Suite à l’autorisation donnée par l’Assemblée nationale de lever les immunités parlementaires du ministre d’État, ministre de la Justice, Constant Mutamba, les regards sont désormais tournés vers les prochaines étapes judiciaires. L’affaire porte sur un paiement controversé de 19 millions de dollars américains dans un marché public non approuvé, concernant la construction d’une prison à Kisangani, province de la Tshopo.
Mais que dit le droit congolais après une telle décision ? ; quelles sont les étapes qui suivent ? Voici une analyse détaillée fondée sur les textes légaux en vigueur en RDC par la rédaction de la Gazette du Continent.
Levée des immunités : un préalable, pas une condamnation
La levée des immunités parlementaires permet uniquement l'ouverture d'une instruction judiciaire contre un ministre. Elle ne constitue ni une condamnation, ni une reconnaissance de culpabilité.
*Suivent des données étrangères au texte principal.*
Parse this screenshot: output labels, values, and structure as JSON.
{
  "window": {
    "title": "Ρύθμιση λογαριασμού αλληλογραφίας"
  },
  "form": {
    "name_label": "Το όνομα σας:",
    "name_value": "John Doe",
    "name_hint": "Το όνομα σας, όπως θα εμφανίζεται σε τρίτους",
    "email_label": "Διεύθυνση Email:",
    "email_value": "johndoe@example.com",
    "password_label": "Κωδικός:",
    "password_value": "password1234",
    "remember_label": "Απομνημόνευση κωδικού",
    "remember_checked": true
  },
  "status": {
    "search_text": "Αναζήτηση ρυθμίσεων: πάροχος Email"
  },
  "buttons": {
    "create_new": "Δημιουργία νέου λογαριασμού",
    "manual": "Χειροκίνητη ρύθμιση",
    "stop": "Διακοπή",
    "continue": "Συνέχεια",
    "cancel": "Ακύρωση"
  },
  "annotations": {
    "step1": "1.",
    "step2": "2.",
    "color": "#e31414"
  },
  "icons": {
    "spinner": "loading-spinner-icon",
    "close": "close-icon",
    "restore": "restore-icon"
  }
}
Référence légale : Article 107 de la Constitution de la RDC : « Aucun député national ne peut, pendant la durée des sessions, être poursuivi ou arrêté [...] sans l’autorisation préalable de l’Assemblée nationale ».
Dans ce cas, Constant Mutamba, bien qu’étant ministre et non député, bénéficie d’une protection équivalente du fait de son statut de membre du gouvernement. Le procureur général près la Cour de cassation est donc obligé de solliciter cette autorisation pour entamer une instruction judiciaire officielle.
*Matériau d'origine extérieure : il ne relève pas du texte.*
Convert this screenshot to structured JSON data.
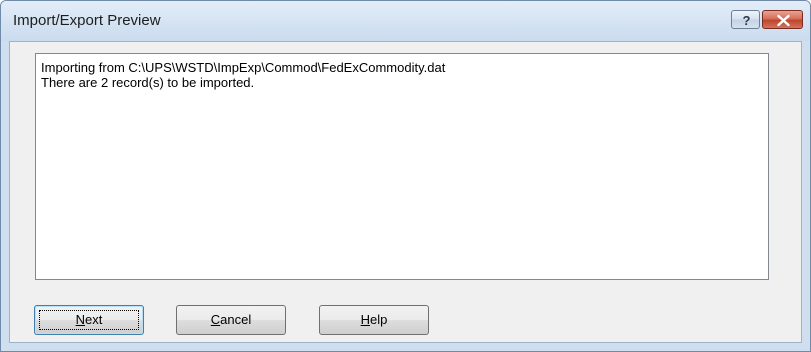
{
  "window": {
    "title": "Import/Export Preview",
    "help_button_glyph": "?",
    "close_button_glyph": "✕",
    "help_icon": "question-mark-icon",
    "close_icon": "close-icon",
    "close_color": "#c7492f"
  },
  "preview": {
    "lines": [
      "Importing from C:\\UPS\\WSTD\\ImpExp\\Commod\\FedExCommodity.dat",
      "There are 2 record(s) to be imported."
    ]
  },
  "buttons": {
    "next": {
      "accel": "N",
      "rest": "ext"
    },
    "cancel": {
      "accel": "C",
      "rest": "ancel"
    },
    "help": {
      "accel": "H",
      "rest": "elp"
    }
  }
}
Instruction judiciaire : ouverture de l’enquête
Après cette levée d’immunités, le procureur général près la Cour de cassation peut désormais, entendre le ministre ; réunir des preuves ; confronter les témoignages et demander des actes complémentaires (perquisitions, saisies de documents…). Cette étape est non publique et secrète. Elle vise à déterminer si les éléments matériels et intentionnels de l’infraction sont réunis.
Référence légale : Article 153 de la Constitution : La Cour de cassation est compétente pour juger les membres du gouvernement en matière pénale. Loi organique n° 13/011-B du 11 avril 2013 sur l’organisation, le fonctionnement et la compétence des juridictions de l’ordre judiciaire, articles 70 à 73.
Deuxième demande à l’Assemblée : poursuite pénale formelle
Si le procureur estime, à l’issue de l’instruction, que les charges sont suffisantes pour poursuivre le ministre, il doit revenir devant l’Assemblée nationale pour solliciter cette fois-ci l’autorisation de poursuite pénale.
C’est à ce moment seulement que le ministre peut être traduit devant la Cour de cassation, la juridiction compétente pour juger les membres du gouvernement. Référence légale : Article 164 de la Constitution : « La Cour de cassation est compétente pour juger en premier et dernier ressort les infractions commises par les membres du gouvernement dans l'exercice de leurs fonctions ».
Possibilité de détention préventive ?
Tant que l’autorisation de poursuite n’est pas donnée, le ministre ne peut pas être placé en détention préventive, même si l'instruction est ouverte. Il reste présumé innocent, avec liberté de mouvement garantie.
Risques encourus en cas de poursuites confirmées
Si les poursuites sont autorisées et que les faits sont avérés, les chefs d’accusation les plus probables sont : détournement des deniers publics, (Article 145 du Code pénal congolais, Livre II). Les peines de 5 à 15 ans de servitude pénale et amendes, ainsi que l’interdiction d’exercer toute fonction publique peuvent être envisagées et de violation des procédures de passation des marchés publics avec pour sanctions prévues dans la Loi n°10/010 du 27 avril 2010 relative aux marchés publics.
Signalons que ce cas Constant Mutamba illustre le fonctionnement des mécanismes de redevabilité des dirigeants en République Démocratique du Congo, bien que critiqués pour leur lenteur ou leur politisation. La suite dépendra des preuves rassemblées par le procureur, et d’une deuxième décision de l’Assemblée nationale. La justice suit son cours. En attendant, le ministre reste présumé innocent, comme le garantit l’article 17 de la Constitution.